Today I wish to offer you the figure attached at the bottom of this article, which shows a combination of recent determinations of the rate at which the Tevatron proton-antiproton collisions produce single top quarks.

The top quark is the heaviest member of a family of six. It has been discovered in 1995 by the CDF and Dzero experiments at the Tevatron, and since then it has been studied in great detail, since its phenomenology provides a lot of information on the theory of electroweak interactions. That is actually kind of strange, since quarks are most of all subject to the strong force, being carriers of the "colour charge". Quarks are tightly bound inside hadrons by the strong force, and electroweak interactions are only affecting their decays. But the top quark is different.

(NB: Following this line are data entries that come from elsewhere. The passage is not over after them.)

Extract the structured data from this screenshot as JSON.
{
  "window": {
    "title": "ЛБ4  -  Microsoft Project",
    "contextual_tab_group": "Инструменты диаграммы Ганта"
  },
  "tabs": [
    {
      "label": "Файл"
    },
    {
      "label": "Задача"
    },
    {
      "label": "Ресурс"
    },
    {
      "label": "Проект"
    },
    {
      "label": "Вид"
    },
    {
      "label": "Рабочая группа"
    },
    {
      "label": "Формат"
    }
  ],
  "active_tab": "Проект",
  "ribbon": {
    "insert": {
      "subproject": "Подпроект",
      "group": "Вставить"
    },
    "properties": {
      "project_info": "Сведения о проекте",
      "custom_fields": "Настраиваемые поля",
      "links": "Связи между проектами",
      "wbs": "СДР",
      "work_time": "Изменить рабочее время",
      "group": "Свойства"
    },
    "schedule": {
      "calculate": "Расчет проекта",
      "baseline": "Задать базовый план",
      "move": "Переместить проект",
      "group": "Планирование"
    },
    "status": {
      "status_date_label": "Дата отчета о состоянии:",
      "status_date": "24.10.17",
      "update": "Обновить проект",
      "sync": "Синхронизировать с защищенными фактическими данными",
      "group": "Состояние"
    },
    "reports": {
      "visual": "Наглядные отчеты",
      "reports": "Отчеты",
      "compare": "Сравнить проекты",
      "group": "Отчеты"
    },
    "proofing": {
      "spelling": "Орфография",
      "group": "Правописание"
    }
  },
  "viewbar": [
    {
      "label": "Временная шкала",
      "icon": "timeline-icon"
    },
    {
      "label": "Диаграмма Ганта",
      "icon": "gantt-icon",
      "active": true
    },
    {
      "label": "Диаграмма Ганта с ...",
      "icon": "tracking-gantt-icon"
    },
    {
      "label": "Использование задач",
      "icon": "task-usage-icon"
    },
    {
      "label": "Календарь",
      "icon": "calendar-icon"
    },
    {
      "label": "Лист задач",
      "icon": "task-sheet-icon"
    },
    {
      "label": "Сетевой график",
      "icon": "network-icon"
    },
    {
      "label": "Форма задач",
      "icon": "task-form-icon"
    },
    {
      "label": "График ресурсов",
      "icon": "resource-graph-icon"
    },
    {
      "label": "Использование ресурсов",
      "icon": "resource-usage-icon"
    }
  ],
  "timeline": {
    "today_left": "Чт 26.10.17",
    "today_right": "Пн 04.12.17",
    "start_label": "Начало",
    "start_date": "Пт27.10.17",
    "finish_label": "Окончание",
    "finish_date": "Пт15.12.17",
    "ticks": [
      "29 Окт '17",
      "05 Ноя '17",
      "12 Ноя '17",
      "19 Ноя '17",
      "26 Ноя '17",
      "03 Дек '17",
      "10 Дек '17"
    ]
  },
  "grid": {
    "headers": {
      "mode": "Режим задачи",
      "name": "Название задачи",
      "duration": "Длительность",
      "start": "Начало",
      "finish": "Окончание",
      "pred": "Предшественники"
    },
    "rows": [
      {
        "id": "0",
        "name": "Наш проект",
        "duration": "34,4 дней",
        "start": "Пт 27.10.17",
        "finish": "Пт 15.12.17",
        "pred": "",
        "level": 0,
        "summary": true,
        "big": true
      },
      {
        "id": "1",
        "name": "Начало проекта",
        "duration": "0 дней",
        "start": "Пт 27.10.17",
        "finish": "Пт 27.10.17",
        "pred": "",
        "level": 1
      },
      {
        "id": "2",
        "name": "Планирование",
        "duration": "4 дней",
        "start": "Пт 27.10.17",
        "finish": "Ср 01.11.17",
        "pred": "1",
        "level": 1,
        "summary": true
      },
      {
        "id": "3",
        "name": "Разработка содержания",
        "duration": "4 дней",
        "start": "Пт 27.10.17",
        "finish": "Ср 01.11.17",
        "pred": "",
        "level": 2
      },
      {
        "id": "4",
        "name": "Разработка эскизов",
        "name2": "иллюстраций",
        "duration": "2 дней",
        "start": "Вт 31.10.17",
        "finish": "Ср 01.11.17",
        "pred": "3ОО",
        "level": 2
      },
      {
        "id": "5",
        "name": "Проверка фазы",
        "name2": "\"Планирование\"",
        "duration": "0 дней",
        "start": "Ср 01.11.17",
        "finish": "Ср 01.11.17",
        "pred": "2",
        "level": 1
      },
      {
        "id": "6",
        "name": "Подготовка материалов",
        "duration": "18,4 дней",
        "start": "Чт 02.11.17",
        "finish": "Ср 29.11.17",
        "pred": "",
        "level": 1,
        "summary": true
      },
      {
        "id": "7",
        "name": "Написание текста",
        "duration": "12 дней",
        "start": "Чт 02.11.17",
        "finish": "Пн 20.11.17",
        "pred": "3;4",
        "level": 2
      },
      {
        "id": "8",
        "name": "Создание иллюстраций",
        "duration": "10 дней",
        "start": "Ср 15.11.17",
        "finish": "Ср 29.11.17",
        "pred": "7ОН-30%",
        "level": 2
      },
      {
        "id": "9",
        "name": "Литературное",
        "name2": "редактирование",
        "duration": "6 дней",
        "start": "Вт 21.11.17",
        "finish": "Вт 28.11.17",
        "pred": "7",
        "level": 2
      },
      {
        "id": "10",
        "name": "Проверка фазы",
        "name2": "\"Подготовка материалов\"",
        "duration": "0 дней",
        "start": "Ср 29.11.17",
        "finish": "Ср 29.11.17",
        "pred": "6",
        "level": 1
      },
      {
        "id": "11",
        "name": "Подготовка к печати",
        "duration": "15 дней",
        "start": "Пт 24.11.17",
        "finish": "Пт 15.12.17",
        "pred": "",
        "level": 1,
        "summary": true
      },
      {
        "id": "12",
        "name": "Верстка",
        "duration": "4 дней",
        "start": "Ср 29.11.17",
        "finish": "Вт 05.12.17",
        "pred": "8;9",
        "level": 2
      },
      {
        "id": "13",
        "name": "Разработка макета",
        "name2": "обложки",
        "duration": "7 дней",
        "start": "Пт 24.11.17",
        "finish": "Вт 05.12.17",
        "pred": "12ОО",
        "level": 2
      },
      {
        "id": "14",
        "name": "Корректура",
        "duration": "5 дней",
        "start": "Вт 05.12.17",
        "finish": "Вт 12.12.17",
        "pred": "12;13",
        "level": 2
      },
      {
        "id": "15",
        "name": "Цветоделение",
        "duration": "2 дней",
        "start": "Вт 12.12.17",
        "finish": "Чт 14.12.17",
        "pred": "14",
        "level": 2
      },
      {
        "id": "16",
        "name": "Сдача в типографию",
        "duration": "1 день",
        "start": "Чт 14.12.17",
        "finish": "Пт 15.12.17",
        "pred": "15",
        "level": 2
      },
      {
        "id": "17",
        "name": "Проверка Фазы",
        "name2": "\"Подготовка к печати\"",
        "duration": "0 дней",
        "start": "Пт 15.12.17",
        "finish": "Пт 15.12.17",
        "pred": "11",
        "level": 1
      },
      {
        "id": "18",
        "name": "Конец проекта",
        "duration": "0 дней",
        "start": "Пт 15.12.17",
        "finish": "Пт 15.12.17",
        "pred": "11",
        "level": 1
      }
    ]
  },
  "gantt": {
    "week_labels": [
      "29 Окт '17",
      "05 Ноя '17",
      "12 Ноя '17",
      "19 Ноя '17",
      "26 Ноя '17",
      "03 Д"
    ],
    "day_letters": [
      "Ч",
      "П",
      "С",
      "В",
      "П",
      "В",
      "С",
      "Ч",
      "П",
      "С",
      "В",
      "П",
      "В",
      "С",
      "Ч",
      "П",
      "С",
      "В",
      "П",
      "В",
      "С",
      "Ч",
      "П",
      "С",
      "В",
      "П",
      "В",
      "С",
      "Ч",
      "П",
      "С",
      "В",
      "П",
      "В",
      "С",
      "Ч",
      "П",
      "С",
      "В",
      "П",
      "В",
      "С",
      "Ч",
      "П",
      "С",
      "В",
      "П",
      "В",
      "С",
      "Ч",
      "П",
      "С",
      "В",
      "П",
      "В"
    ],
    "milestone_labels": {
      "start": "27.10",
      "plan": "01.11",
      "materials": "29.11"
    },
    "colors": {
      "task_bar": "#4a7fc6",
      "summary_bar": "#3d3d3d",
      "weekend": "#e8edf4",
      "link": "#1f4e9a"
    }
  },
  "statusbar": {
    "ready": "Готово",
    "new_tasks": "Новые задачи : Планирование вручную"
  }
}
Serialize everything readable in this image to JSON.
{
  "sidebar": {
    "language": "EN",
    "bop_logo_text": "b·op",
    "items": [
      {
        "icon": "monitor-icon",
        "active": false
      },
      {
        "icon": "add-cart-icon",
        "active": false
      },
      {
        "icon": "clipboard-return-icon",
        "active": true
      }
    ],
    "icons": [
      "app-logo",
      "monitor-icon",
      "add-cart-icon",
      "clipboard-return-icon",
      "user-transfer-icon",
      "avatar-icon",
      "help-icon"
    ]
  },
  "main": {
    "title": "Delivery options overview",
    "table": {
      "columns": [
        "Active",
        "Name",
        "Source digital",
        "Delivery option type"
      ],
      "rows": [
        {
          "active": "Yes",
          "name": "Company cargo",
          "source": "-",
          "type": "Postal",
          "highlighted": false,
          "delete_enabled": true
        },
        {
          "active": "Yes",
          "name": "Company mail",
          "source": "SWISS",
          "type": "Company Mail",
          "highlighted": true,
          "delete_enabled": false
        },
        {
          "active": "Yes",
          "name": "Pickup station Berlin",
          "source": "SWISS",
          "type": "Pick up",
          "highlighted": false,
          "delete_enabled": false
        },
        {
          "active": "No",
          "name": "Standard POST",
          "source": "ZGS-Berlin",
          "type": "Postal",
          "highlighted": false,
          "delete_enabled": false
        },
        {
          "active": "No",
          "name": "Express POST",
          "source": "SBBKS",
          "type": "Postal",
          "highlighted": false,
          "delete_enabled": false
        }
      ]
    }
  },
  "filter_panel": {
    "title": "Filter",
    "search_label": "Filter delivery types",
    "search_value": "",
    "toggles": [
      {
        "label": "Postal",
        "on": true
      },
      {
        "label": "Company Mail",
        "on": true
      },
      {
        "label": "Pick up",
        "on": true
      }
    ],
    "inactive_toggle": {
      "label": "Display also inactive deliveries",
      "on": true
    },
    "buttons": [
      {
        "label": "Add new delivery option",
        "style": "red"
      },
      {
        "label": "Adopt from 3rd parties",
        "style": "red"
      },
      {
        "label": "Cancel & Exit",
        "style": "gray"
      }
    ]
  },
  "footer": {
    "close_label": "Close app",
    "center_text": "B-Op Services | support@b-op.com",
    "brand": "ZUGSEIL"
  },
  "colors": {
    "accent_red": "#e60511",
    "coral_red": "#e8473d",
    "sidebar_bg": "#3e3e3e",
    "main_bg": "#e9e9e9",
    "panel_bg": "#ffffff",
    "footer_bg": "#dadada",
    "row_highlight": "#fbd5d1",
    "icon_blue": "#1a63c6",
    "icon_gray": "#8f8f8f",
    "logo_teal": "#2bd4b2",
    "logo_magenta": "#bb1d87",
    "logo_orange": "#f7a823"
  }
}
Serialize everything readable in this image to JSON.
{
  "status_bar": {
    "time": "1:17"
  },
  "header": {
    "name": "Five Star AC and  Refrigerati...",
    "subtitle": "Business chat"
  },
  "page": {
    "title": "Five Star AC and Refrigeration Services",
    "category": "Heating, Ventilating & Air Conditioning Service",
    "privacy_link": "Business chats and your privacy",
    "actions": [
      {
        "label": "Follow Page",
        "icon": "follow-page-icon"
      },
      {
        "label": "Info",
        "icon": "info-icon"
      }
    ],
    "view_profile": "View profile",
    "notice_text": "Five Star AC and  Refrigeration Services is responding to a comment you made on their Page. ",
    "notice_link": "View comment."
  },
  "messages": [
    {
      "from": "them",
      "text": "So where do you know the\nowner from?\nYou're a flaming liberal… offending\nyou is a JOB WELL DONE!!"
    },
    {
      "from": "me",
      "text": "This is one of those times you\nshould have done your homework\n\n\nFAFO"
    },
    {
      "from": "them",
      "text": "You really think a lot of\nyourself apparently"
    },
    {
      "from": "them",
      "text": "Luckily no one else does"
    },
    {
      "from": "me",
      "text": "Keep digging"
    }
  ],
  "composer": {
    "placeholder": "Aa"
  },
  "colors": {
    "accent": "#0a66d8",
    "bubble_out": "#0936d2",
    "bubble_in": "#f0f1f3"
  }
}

The top quark is special because it is so heavy that it decays blitzingly fast. There is an inverse relationship between the weight of a quark and the life it lives, and top lives as little as 10^-25 seconds: a tenth of a trillionth of a trillionth of a second. During its lifetime, the top quark has no time to bind in a stable relationship with an antiquark -making a meson- or with two other quarks -making a baryon. 

Strong interactions have a typical time scale about ten times longer than the top lifetime, so they leave top quarks free. When top decays, it does so by the emission of a W boson, and through the phenomenology of top decay we learn a whole lot about electroweak theory, because the W boson emitted by top quark decay is a real particle, and not a virtual one as in the decay of lighter quarks.

At the Tevatron, the top quark is mainly produced by strong interactions, and since strong interactions cannot materialize a top quark out of nothing (top quarks are basically non-existent in the colliding protons and antiprotons), they rather produce a top-antitop pair, such that the total balance of "top-ness" remains zero after the production.

But top quarks can indeed be also produced by themselves: this occurs by electroweak interactions, which are not bound to conserve the total top-ness of the particles participating in the reaction. When this happens, we have an additional way to study electroweak interactions with top quark physics. Because of this fact, the production of single top quarks has been sought with momentum by CDF and DZERO for quite some time, before they could finally say they had nailed it.

The reason why single top quarks are harder to find than pairs of those bodies is twofold: they are produced at a smaller rate, and the features of the final state are less distinctive, and much harder to separate from backgrounds. But finally we start to have several different measurements of the single top quark cross section from CDF and Dzero, and we can look forward to even more detailed measurements of the production characteristics.

The figure below shows three independent determinations of the single top production cross section at the Tevatron, expressed in picobarns. If you are unfamiliar with this unit, I can tell you that a process with a cross section of a picobarn is produced by proton-antiproton collisions once every hundred billions. Pretty rare, then. Two picobarns means once every fifty billions: simple after all isn't it ?

The three measurements have been combined by taking into account correlated and uncorrelated systematics -two of them come from the CDF experiment, the third one from Dzero. The method is a Bayesian integration over all nuisance parameters, if you are curious. In any case, the final result is very close to the first measurement shown on top, which is by far the most precise. The result (2.76 picobarns, in red) is in great agreement with theoretical predictions (shown by the two blue bands).

Now that we know that electroweak interactions do behave as we expected in the production of top quarks, we can move on to studying their characteristics. This will be a subject on which the LHC is expected to contribute significantly: the higher LHC energy grants a x100 increase in the probability to produce single top quarks, so even one or two years of running will allow CMS and ATLAS to investigate the process in detail.